Мерзкие шутки Штиффелькинда сделались мне до того отвратительны, — он в последнее время окончательно распоясался, — что, как только я получил место, я съехал от него и больше к нему не заглядывал, потому что хотя он и оказал мне услугу, спасши от голодной смерти, но вел себя при этом крайне низменно и нагло и уж окончательно выявил всю мелкую злобность своей натуры, заставив меня принять должность почтальона. Однако что мне было делать? Я покорился судьбе, и целых три года Роберт Стабз, капитан Северных Бангэйцев, служил на почте…
Странно, что никто не узнавал меня. Первый год я жил в неослабном страхе, но постепенно свыкся со своим положением, как это свойственно великим людям, и стал носить свой красный мундир так просто и естественно, как будто родился на свет единственно для того, чтобы доставлять людям письма.
Около трех лет я работал в районе Уайтчепел, потом меня перевели на Джермин-стрит и Дьюк-стрит; там много домов, где сдают внаймы комнаты. В один дом на Дьюк-стрит я принес, наверное, не меньше сотни писем, а там жили люди, которые сразу узнали бы меня, стоило им взглянуть на меня хоть раз.
Видите ли, когда я покинул Слоффемсквигл и предался удовольствиям светской жизни, матушка прислала мне штук десять писем, но я ей не отвечал, прекрасно зная, что она просит денег, — тем более что я вообще терпеть не могу писать письма. Убедившись, что из меня ничего не вытянешь, она оставила меня в покое, однако, попав во Флитскую тюрьму, я, как уже упоминалось, писал дорогой своей матушке много раз и был немало уязвлен ее черствостью, ибо, ведь именно попав в беду, мы более всего нуждаемся в участии ближних.
Стабз — не такая уж редкая фамилия, так что, прочитав "Миссис Стабз" на ярко начищенной медной дощечке у двери одного из домов на Дьюк-стрит, куда я часто носил письма, я и не подумал разузнать, кто такая эта миссис Стабз и не доводится ли она мне родственницей.

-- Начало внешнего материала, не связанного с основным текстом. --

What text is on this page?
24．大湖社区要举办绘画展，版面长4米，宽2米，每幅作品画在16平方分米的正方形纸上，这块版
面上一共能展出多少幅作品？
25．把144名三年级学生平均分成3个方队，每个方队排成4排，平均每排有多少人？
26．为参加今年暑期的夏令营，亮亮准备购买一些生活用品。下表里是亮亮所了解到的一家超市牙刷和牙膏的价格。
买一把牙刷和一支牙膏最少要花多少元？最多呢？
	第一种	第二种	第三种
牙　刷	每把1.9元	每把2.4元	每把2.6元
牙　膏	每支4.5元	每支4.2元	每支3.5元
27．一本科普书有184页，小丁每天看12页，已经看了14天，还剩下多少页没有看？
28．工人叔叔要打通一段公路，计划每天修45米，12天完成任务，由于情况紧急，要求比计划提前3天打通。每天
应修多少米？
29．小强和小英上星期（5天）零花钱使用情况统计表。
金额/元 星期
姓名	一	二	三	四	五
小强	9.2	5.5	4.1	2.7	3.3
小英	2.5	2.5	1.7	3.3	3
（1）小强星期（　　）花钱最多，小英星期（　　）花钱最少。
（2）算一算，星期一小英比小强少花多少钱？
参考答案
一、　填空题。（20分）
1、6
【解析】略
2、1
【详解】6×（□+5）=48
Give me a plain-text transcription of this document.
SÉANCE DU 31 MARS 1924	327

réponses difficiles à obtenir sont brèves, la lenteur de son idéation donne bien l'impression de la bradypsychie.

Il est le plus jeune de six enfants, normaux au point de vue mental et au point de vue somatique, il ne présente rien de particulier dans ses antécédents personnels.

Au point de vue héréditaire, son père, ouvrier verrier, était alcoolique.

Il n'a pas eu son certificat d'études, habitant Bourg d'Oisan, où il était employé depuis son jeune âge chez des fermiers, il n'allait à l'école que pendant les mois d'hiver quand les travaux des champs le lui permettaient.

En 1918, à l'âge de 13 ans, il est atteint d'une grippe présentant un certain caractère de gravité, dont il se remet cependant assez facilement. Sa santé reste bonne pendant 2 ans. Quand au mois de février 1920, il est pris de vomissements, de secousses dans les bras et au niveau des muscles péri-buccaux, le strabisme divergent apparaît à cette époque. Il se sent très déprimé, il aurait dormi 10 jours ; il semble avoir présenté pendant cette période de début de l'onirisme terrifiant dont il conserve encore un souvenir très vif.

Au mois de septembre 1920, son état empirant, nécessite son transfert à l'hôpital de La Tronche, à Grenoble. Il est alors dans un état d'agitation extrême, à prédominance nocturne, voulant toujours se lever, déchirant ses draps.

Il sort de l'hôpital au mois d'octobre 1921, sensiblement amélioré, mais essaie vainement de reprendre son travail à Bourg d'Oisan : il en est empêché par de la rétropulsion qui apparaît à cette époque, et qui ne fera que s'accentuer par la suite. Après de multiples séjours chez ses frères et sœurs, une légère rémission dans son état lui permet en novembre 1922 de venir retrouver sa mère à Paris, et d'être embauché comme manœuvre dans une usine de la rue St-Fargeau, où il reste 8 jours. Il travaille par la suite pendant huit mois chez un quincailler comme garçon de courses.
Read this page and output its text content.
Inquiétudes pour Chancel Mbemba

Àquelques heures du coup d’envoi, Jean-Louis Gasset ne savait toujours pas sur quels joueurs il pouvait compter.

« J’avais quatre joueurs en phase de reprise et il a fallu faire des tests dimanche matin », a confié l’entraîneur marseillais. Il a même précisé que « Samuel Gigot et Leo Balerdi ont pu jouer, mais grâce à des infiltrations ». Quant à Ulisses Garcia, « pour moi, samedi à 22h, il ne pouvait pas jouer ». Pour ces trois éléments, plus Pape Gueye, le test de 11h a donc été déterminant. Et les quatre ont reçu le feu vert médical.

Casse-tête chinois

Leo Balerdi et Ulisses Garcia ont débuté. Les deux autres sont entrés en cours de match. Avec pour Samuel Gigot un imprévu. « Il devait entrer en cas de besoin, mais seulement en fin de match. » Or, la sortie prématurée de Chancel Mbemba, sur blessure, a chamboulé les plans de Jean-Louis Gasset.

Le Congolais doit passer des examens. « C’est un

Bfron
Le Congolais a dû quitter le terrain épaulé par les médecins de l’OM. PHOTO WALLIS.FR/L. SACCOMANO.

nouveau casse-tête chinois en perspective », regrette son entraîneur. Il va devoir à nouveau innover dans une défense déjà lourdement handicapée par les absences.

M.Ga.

Однажды у молоденькой служанки, которая вышла взять почту, не оказалось мелочи, и она позвала хозяйку. Из гостиной вышла старушка в чепце с лентами, надела очки, прочла адрес на конверте, поискала в кармане монетку и извинилась перед почтальоном за то, что задерживает его.
— Ничего, сударыня, — сказал я, — не извольте беспокоиться.
Старушка вздрогнула, сорвала с носа очки и зашаталась, забормотала что-то, потом громко вскрикнула и бросилась мне на шею, рыдая:
— Мой мальчик, дорогой мой мальчик!
— Как, матушка, — говорю я, — так это вы?
Я сел на диванчик в передней и предоставил ей возможность целовать меня, сколько ей нравится. Услыхав крики и рыданья, на лестницу выбежала женщина — моя сестра Элиза, собрались жильцы. Горничная приносила то стакан воды, то еще что-то, а я был предметом всеобщего внимания. Но задерживаться у них мне было нельзя: нужно было разносить письма. Однако вечером, после работы я вернулся к матери и сестре, и тут-то, за бутылкой доброго старого вина и блюдом чудесной тушеной баранины с репой, я наконец расположился со всеми удобствами.
Декабрь. "Зима междоусобий наших"
Матушка, оказывается, держала пансион в доме на Дьюк-стрит вот уже больше двух лет. Я узнал кое-какие столы и стулья из дорогого моему сердцу Слоффемск-вигла, а также чашу, в которой велел сварить тот знаменитый пунш в день отъезда матушки и сестер, — правда, они его и не пригубили, так что допивать пришлось мне самому уже после их отъезда, но это к делу не относится.
Вы только подумайте, до чего повезло моей сестре Люси! Этот Уотерс влюбился в нее, и она вышла за него замуж, у нее теперь дом полная чаша недалеко от Слоффемсквигла и собственный выезд. Я предложил Уотерсу забыть прошлое, но он оказался ужасно злопамятным и до сих пор не желает со мной знаться. К тому же он имел наглость объявить, что прочитал все до одного письма, которые я послал матушке, и так как все они содержали просьбы о деньгах, то он их одно за другим сжег и не сказал матушке ни слова. Уотерс давал матушке пятьдесят фунтов в год, и не будь она такой разиней, то могла бы получать от него в три раза больше; но старуха была, видите ли, слишком щепетильна и не желала брать больше, чем ей нужно, даже от родной дочери. Она и от этих-то пятидесяти фунтов намеревалась отказаться; но когда я переехал к ним, мне, естественно, понадобились не только стол и квартира, но и карманные деньги, так что я забрал эти пятьдесят фунтов себе, — мало, конечно, но все-таки хоть какие-то деньги.